Many other cultures are now known to have been capable of similarly precise accomplishments. The Big Horn Medicine Wheel in Wyoming (Figure 2.2a) is similar to Stonehenge in design—and, presumably, intent—although it is somewhat simpler in execution. The Medicine Wheel's alignments with the rising and setting Sun and with some bright stars indicate that its builders—the Plains Indians—had much more than a passing familiarity with the changing nighttime sky. Figure 2.2(b) shows the Caracol temple, built by the Mayans around A.D. 1000 on Mexico's Yucatan peninsula. This temple is much more sophisticated than Stonehenge, but it probably played a similar role as an astronomical observatory. Its many windows are accurately aligned with astronomical events, such as sunrise and sunset at the solstices and equinoxes and the risings and settings of the planet Venus. Astronomy was of more than mere academic interest to the Mayans, however. Caracol was also the site of countless human sacrifices, carried out when Venus appeared in the morning or evening sky.

Figure 2.3 Arab Astronomers at Work During the Dark Ages, much scientific information was preserved and new discoveries were made by astronomers in the Arab world, as depicted in this illustration from a medieval manuscript. (The Granger Collection)

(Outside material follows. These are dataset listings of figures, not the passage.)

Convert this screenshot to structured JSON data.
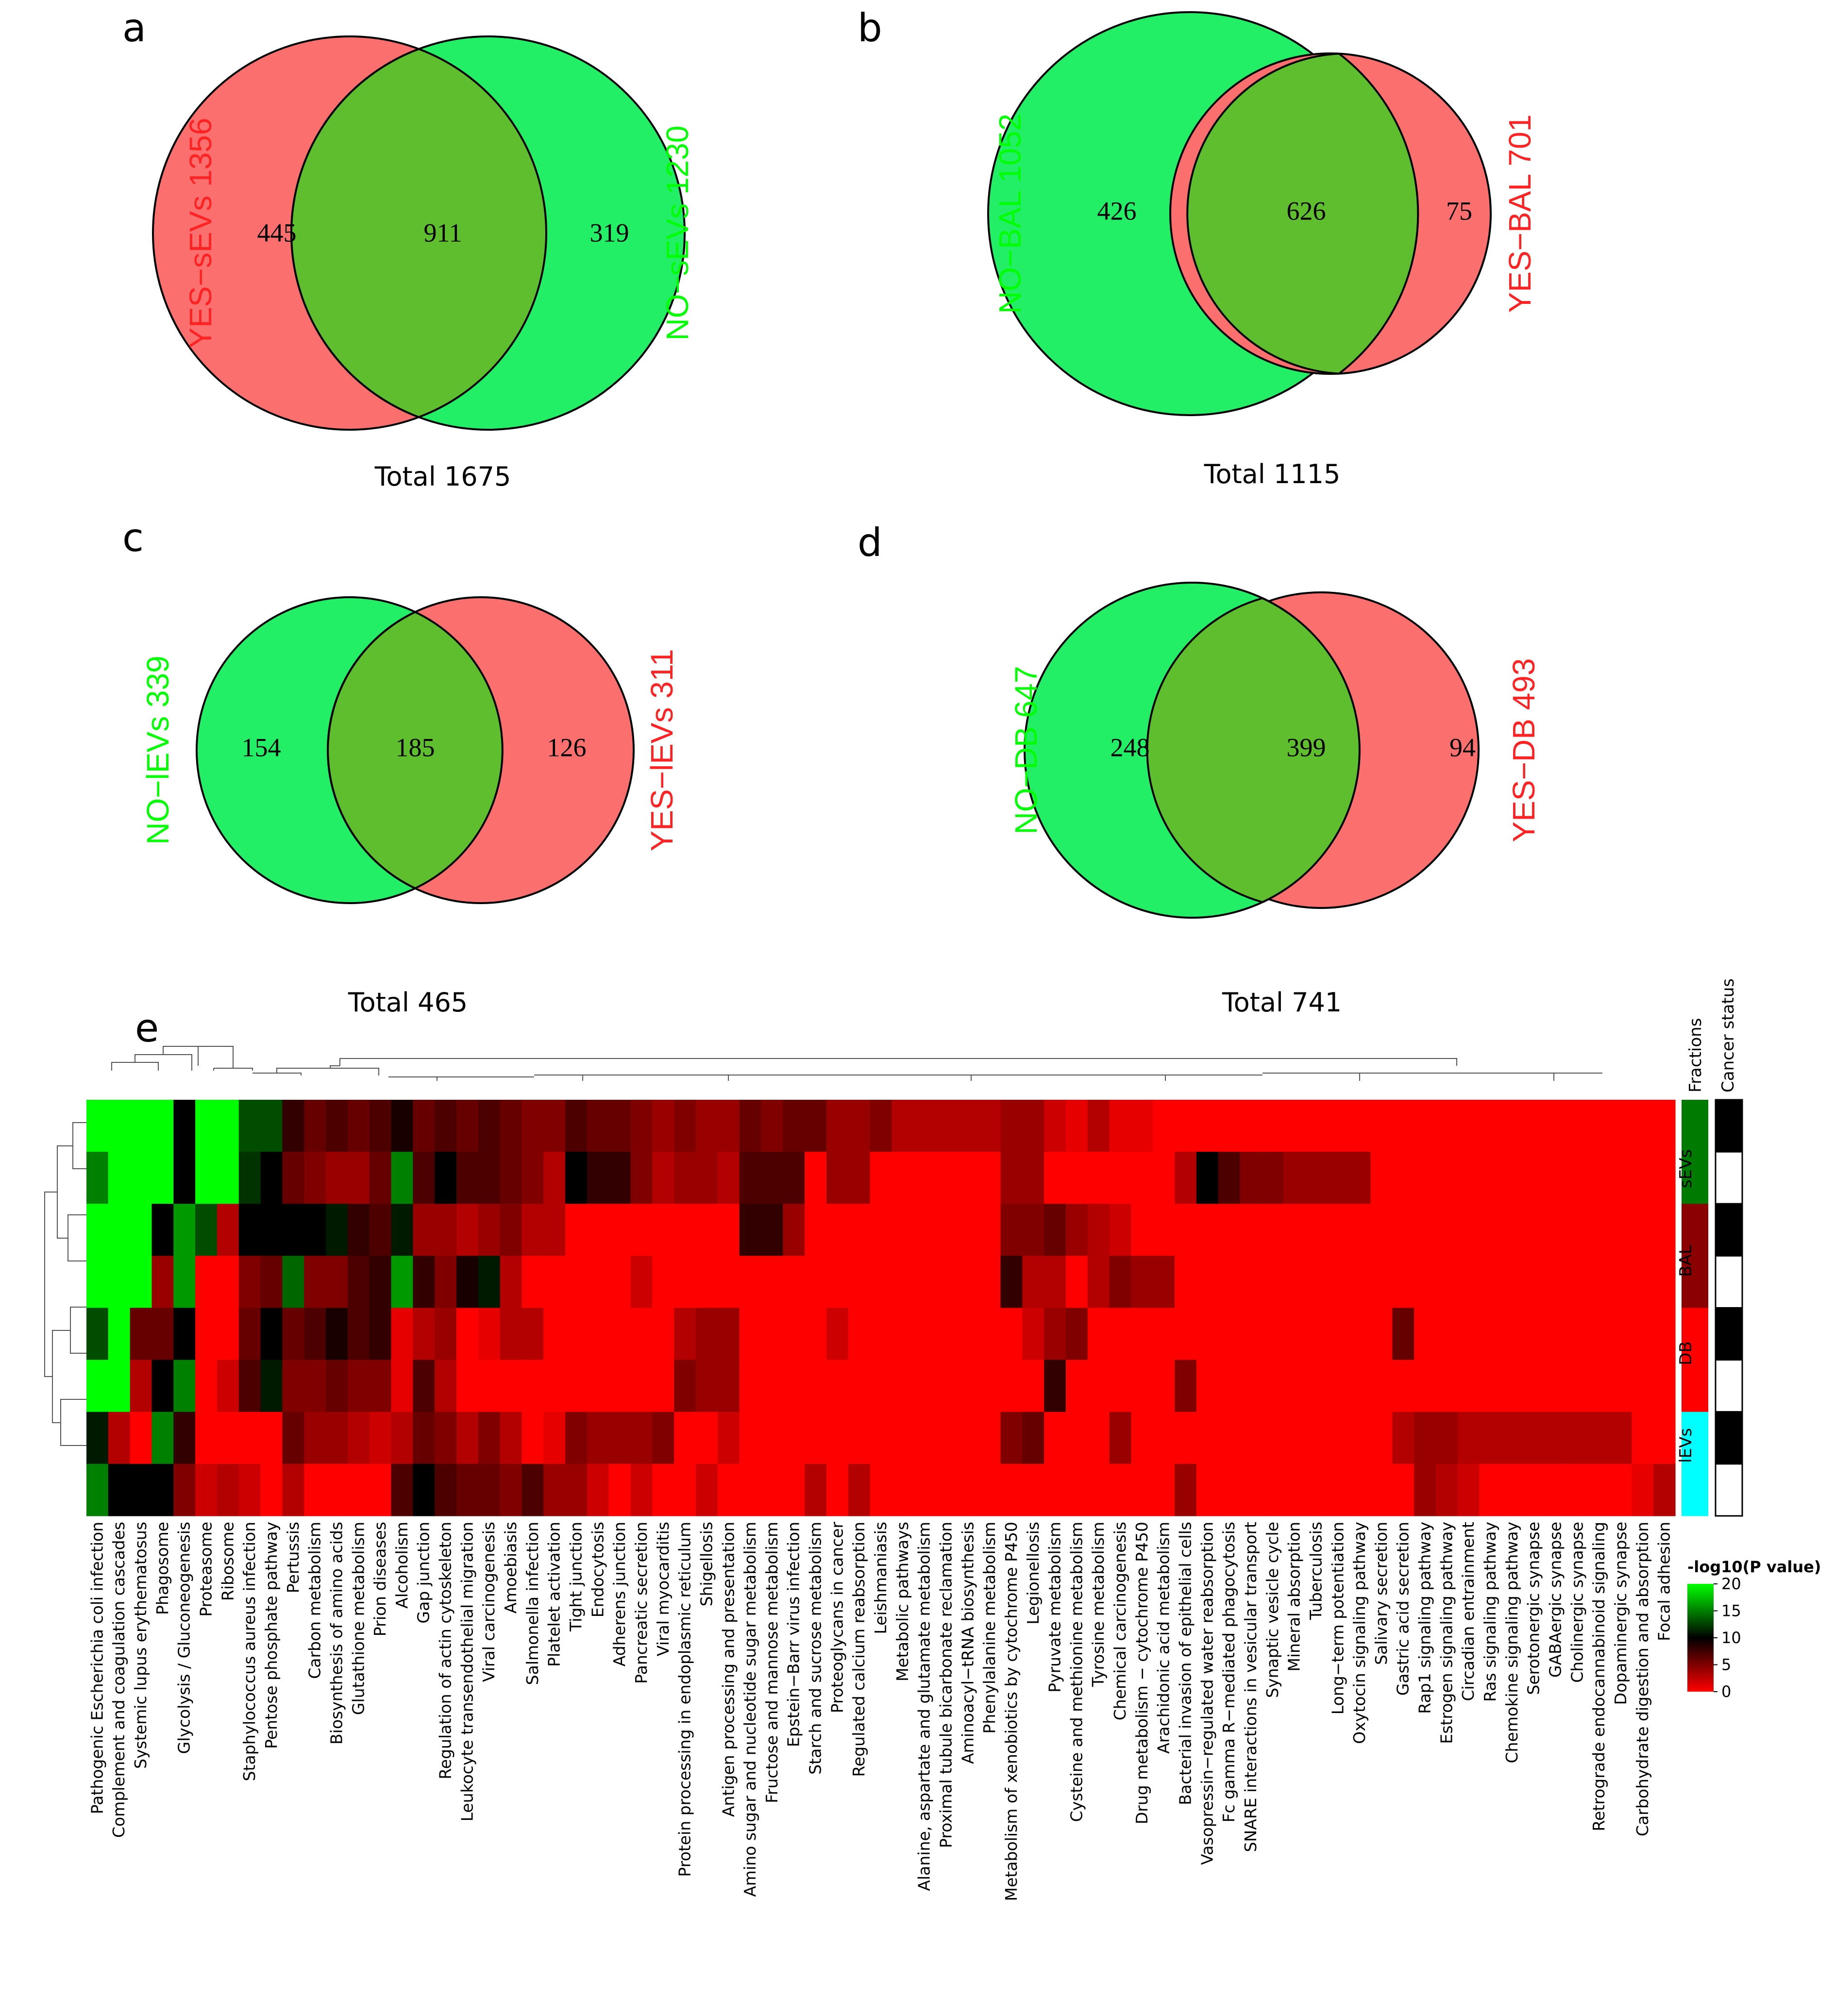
{
  "colors": {
    "green": "#00ff00",
    "red": "#ff0000",
    "yes_fill": "#fb6f6f",
    "no_fill": "#22ee66",
    "overlap_fill": "#5ebe2e",
    "no_label": "#00ff00",
    "yes_label": "#ff2222",
    "sEVs": "#007a00",
    "BAL": "#8b0000",
    "DB": "#ff0000",
    "lEVs": "#00ffff"
  },
  "chart_data": [
    {
      "type": "venn",
      "panel": "a",
      "left_set": {
        "label": "YES−sEVs 1356",
        "group": "yes"
      },
      "right_set": {
        "label": "NO−sEVs 1230",
        "group": "no"
      },
      "left_only": "445",
      "overlap": "911",
      "right_only": "319",
      "total": "Total 1675"
    },
    {
      "type": "venn",
      "panel": "b",
      "left_set": {
        "label": "NO−BAL 1052",
        "group": "no"
      },
      "right_set": {
        "label": "YES−BAL 701",
        "group": "yes"
      },
      "left_only": "426",
      "overlap": "626",
      "right_only": "75",
      "total": "Total 1115"
    },
    {
      "type": "venn",
      "panel": "c",
      "left_set": {
        "label": "NO−lEVs 339",
        "group": "no"
      },
      "right_set": {
        "label": "YES−lEVs 311",
        "group": "yes"
      },
      "left_only": "154",
      "overlap": "185",
      "right_only": "126",
      "total": "Total 465"
    },
    {
      "type": "venn",
      "panel": "d",
      "left_set": {
        "label": "NO−DB 647",
        "group": "no"
      },
      "right_set": {
        "label": "YES−DB 493",
        "group": "yes"
      },
      "left_only": "248",
      "overlap": "399",
      "right_only": "94",
      "total": "Total 741"
    },
    {
      "type": "heatmap",
      "panel": "e",
      "value_label": "-log10(P value)",
      "scale": {
        "min": 0,
        "max": 20,
        "ticks": [
          "20",
          "15",
          "10",
          "5",
          "0"
        ]
      },
      "columns": [
        "Pathogenic Escherichia coli infection",
        "Complement and coagulation cascades",
        "Systemic lupus erythematosus",
        "Phagosome",
        "Glycolysis / Gluconeogenesis",
        "Proteasome",
        "Ribosome",
        "Staphylococcus aureus infection",
        "Pentose phosphate pathway",
        "Pertussis",
        "Carbon metabolism",
        "Biosynthesis of amino acids",
        "Glutathione metabolism",
        "Prion diseases",
        "Alcoholism",
        "Gap junction",
        "Regulation of actin cytoskeleton",
        "Leukocyte transendothelial migration",
        "Viral carcinogenesis",
        "Amoebiasis",
        "Salmonella infection",
        "Platelet activation",
        "Tight junction",
        "Endocytosis",
        "Adherens junction",
        "Pancreatic secretion",
        "Viral myocarditis",
        "Protein processing in endoplasmic reticulum",
        "Shigellosis",
        "Antigen processing and presentation",
        "Amino sugar and nucleotide sugar metabolism",
        "Fructose and mannose metabolism",
        "Epstein−Barr virus infection",
        "Starch and sucrose metabolism",
        "Proteoglycans in cancer",
        "Regulated calcium reabsorption",
        "Leishmaniasis",
        "Metabolic pathways",
        "Alanine, aspartate and glutamate metabolism",
        "Proximal tubule bicarbonate reclamation",
        "Aminoacyl−tRNA biosynthesis",
        "Phenylalanine metabolism",
        "Metabolism of xenobiotics by cytochrome P450",
        "Legionellosis",
        "Pyruvate metabolism",
        "Cysteine and methionine metabolism",
        "Tyrosine metabolism",
        "Chemical carcinogenesis",
        "Drug metabolism − cytochrome P450",
        "Arachidonic acid metabolism",
        "Bacterial invasion of epithelial cells",
        "Vasopressin−regulated water reabsorption",
        "Fc gamma R−mediated phagocytosis",
        "SNARE interactions in vesicular transport",
        "Synaptic vesicle cycle",
        "Mineral absorption",
        "Tuberculosis",
        "Long−term potentiation",
        "Oxytocin signaling pathway",
        "Salivary secretion",
        "Gastric acid secretion",
        "Rap1 signaling pathway",
        "Estrogen signaling pathway",
        "Circadian entrainment",
        "Ras signaling pathway",
        "Chemokine signaling pathway",
        "Serotonergic synapse",
        "GABAergic synapse",
        "Cholinergic synapse",
        "Retrograde endocannabinoid signaling",
        "Dopaminergic synapse",
        "Carbohydrate digestion and absorption",
        "Focal adhesion"
      ],
      "rows": [
        {
          "fraction": "sEVs",
          "cancer": "YES",
          "values": [
            20,
            20,
            20,
            20,
            10,
            20,
            20,
            13,
            13,
            8,
            6,
            7,
            6,
            7,
            9,
            6,
            7,
            6,
            7,
            6,
            5,
            5,
            7,
            6,
            6,
            5,
            4,
            5,
            4,
            4,
            6,
            5,
            6,
            6,
            4,
            4,
            5,
            3,
            3,
            3,
            3,
            3,
            4,
            4,
            2,
            1,
            3,
            1,
            1,
            0,
            0,
            0,
            0,
            0,
            0,
            0,
            0,
            0,
            0,
            0,
            0,
            0,
            0,
            0,
            0,
            0,
            0,
            0,
            0,
            0,
            0,
            0,
            0
          ]
        },
        {
          "fraction": "sEVs",
          "cancer": "NO",
          "values": [
            15,
            20,
            20,
            20,
            10,
            20,
            20,
            12,
            10,
            6,
            5,
            4,
            4,
            6,
            15,
            7,
            10,
            7,
            7,
            6,
            5,
            3,
            10,
            8,
            8,
            5,
            3,
            4,
            4,
            3,
            7,
            7,
            7,
            0,
            4,
            4,
            0,
            0,
            0,
            0,
            0,
            0,
            4,
            4,
            0,
            0,
            0,
            0,
            0,
            0,
            3,
            10,
            7,
            5,
            5,
            4,
            4,
            4,
            4,
            0,
            0,
            0,
            0,
            0,
            0,
            0,
            0,
            0,
            0,
            0,
            0,
            0,
            0
          ]
        },
        {
          "fraction": "BAL",
          "cancer": "YES",
          "values": [
            20,
            20,
            20,
            10,
            16,
            13,
            3,
            10,
            10,
            10,
            10,
            11,
            8,
            7,
            11,
            4,
            4,
            3,
            4,
            5,
            3,
            3,
            0,
            0,
            0,
            0,
            0,
            0,
            0,
            0,
            8,
            8,
            4,
            0,
            0,
            0,
            0,
            0,
            0,
            0,
            0,
            0,
            5,
            5,
            6,
            4,
            3,
            2,
            0,
            0,
            0,
            0,
            0,
            0,
            0,
            0,
            0,
            0,
            0,
            0,
            0,
            0,
            0,
            0,
            0,
            0,
            0,
            0,
            0,
            0,
            0,
            0,
            0
          ]
        },
        {
          "fraction": "BAL",
          "cancer": "NO",
          "values": [
            20,
            20,
            20,
            4,
            16,
            0,
            0,
            5,
            6,
            14,
            5,
            5,
            7,
            8,
            16,
            8,
            5,
            9,
            11,
            3,
            0,
            0,
            0,
            0,
            0,
            2,
            0,
            0,
            0,
            0,
            0,
            0,
            0,
            0,
            0,
            0,
            0,
            0,
            0,
            0,
            0,
            0,
            8,
            3,
            3,
            0,
            3,
            5,
            4,
            4,
            0,
            0,
            0,
            0,
            0,
            0,
            0,
            0,
            0,
            0,
            0,
            0,
            0,
            0,
            0,
            0,
            0,
            0,
            0,
            0,
            0,
            0,
            0
          ]
        },
        {
          "fraction": "DB",
          "cancer": "YES",
          "values": [
            13,
            20,
            6,
            6,
            10,
            0,
            0,
            6,
            10,
            6,
            7,
            9,
            7,
            8,
            1,
            3,
            4,
            0,
            1,
            3,
            3,
            0,
            0,
            0,
            0,
            0,
            0,
            3,
            4,
            4,
            0,
            0,
            0,
            0,
            2,
            0,
            0,
            0,
            0,
            0,
            0,
            0,
            0,
            2,
            4,
            5,
            0,
            0,
            0,
            0,
            0,
            0,
            0,
            0,
            0,
            0,
            0,
            0,
            0,
            0,
            6,
            0,
            0,
            0,
            0,
            0,
            0,
            0,
            0,
            0,
            0,
            0,
            0
          ]
        },
        {
          "fraction": "DB",
          "cancer": "NO",
          "values": [
            20,
            20,
            3,
            10,
            15,
            0,
            2,
            7,
            11,
            5,
            5,
            6,
            5,
            5,
            1,
            7,
            3,
            0,
            0,
            0,
            0,
            0,
            0,
            0,
            0,
            0,
            0,
            5,
            4,
            4,
            0,
            0,
            0,
            0,
            0,
            0,
            0,
            0,
            0,
            0,
            0,
            0,
            0,
            0,
            8,
            0,
            0,
            0,
            0,
            0,
            5,
            0,
            0,
            0,
            0,
            0,
            0,
            0,
            0,
            0,
            0,
            0,
            0,
            0,
            0,
            0,
            0,
            0,
            0,
            0,
            0,
            0,
            0
          ]
        },
        {
          "fraction": "lEVs",
          "cancer": "YES",
          "values": [
            11,
            3,
            0,
            15,
            8,
            0,
            0,
            0,
            0,
            6,
            4,
            4,
            3,
            2,
            3,
            6,
            5,
            3,
            5,
            3,
            0,
            1,
            5,
            4,
            4,
            4,
            5,
            0,
            0,
            2,
            0,
            0,
            0,
            0,
            0,
            0,
            0,
            0,
            0,
            0,
            0,
            0,
            5,
            6,
            0,
            0,
            0,
            4,
            0,
            0,
            0,
            0,
            0,
            0,
            0,
            0,
            0,
            0,
            0,
            0,
            3,
            4,
            4,
            3,
            3,
            3,
            3,
            3,
            3,
            3,
            3,
            0,
            0
          ]
        },
        {
          "fraction": "lEVs",
          "cancer": "NO",
          "values": [
            15,
            10,
            10,
            10,
            5,
            2,
            3,
            2,
            0,
            3,
            0,
            0,
            0,
            0,
            7,
            10,
            7,
            6,
            6,
            5,
            7,
            4,
            4,
            2,
            0,
            2,
            0,
            0,
            2,
            0,
            0,
            0,
            0,
            3,
            0,
            3,
            0,
            0,
            0,
            0,
            0,
            0,
            0,
            0,
            0,
            0,
            0,
            0,
            0,
            0,
            4,
            0,
            0,
            0,
            0,
            0,
            0,
            0,
            0,
            0,
            0,
            4,
            3,
            2,
            0,
            0,
            0,
            0,
            0,
            0,
            0,
            1,
            3
          ]
        }
      ],
      "annotations": {
        "fractions_title": "Fractions",
        "cancer_title": "Cancer status",
        "fraction_labels": [
          "sEVs",
          "BAL",
          "DB",
          "lEVs"
        ],
        "cancer_colors": {
          "YES": "#000000",
          "NO": "#ffffff"
        }
      }
    }
  ]
}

The ancient Chinese also observed the heavens. Their astrology attached particular importance to "omens" such as comets and "guest stars"—stars that appeared suddenly in the sky and then slowly faded away—and they kept careful and extensive records of such events. Twentieth-century astronomers still turn to the Chinese records to obtain observational data recorded during the Dark Ages (roughly from the fifth to the tenth century A.D.), when turmoil in Europe largely halted the progress of Western science. Perhaps the best-known guest star was one that appeared in A.D. 1054 and was visible in the daytime sky for many months. We now know that the event was actually a supernova: the explosion of a giant star, which scattered most of its mass into space (see Chapter 21). It left behind a remnant that is still detectable today, nine centuries later. The Chinese data are a prime source of historical information for supernova research.

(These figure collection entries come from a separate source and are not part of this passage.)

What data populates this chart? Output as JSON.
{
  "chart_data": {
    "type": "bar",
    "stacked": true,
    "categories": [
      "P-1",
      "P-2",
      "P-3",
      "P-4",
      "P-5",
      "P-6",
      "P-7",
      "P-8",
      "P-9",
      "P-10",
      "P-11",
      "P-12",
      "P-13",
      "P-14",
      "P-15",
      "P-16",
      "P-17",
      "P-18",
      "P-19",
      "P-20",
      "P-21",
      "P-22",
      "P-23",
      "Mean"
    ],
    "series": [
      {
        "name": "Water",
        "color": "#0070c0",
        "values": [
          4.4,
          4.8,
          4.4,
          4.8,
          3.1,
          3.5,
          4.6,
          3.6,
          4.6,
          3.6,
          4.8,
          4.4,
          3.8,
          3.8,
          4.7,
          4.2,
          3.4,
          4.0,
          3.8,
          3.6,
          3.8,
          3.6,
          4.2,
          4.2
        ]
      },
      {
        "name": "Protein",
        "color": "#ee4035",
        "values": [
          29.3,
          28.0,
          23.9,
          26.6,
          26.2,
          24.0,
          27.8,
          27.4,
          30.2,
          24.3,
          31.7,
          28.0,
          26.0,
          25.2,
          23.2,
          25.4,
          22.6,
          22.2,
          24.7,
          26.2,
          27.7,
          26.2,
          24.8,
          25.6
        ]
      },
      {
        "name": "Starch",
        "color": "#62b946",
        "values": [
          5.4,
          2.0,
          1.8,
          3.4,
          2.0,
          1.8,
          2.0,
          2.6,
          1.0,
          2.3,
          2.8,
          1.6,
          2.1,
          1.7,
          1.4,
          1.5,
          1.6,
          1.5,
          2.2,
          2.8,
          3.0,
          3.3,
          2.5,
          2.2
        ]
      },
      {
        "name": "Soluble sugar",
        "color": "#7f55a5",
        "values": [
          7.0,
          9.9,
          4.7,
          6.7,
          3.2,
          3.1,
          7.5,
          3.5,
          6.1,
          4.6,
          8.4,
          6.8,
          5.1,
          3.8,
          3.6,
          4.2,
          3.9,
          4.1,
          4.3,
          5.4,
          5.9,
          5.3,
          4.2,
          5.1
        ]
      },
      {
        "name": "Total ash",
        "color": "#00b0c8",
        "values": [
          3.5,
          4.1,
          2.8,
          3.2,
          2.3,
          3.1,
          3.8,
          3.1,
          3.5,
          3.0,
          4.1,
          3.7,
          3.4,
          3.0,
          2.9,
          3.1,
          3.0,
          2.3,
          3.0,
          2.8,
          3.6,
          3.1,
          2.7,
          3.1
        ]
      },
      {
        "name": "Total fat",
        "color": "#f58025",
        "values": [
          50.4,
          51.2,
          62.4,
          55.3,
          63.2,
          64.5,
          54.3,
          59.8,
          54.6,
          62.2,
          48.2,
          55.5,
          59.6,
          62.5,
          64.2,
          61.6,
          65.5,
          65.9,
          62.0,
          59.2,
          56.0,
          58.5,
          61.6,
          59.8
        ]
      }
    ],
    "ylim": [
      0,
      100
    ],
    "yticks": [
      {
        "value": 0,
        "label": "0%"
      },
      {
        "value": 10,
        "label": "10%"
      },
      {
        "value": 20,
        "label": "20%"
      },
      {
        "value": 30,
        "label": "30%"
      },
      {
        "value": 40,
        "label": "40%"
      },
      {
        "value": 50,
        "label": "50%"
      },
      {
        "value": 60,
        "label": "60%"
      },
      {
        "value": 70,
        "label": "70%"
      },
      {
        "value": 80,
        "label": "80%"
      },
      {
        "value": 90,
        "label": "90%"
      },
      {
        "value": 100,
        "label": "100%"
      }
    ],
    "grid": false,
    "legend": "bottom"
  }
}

A vital link between the astronomy of ancient Greece and that of medieval Europe was provided by astronomers in the Islamic world (Figure 2.3). For six centuries, from the depths of the Dark Ages to the beginning of the Renaissance, Islamic astronomy flourished and grew, preserving and augmenting the knowledge of the Greeks. The Arab influence on modern astronomy is subtle but quite pervasive. Many of the mathematical techniques involved in trigonometry were developed by Muslim astronomers in response to practical problems, such as determining the precise dates of holy days or the direction of Mecca from any given location on Earth. Astronomical terms like "zenith" and "azimuth" and the names of many stars, such as Rigel, Betelgeuse, and Vega, all bear witness to this extended period of Muslim scholarship.

Astronomy is not the property of any one culture, civilization, or era. The same ideas, the same tools, and even the same misconceptions have been invented and reinvented by human societies all over the world, in response to the same basic driving forces. Astronomy came into being because people believed that there was a practical benefit in being able to predict the positions of the stars, but its roots go much deeper than that. The need to understand where we came from, and how we fit into the cosmos, is an integral part of human nature.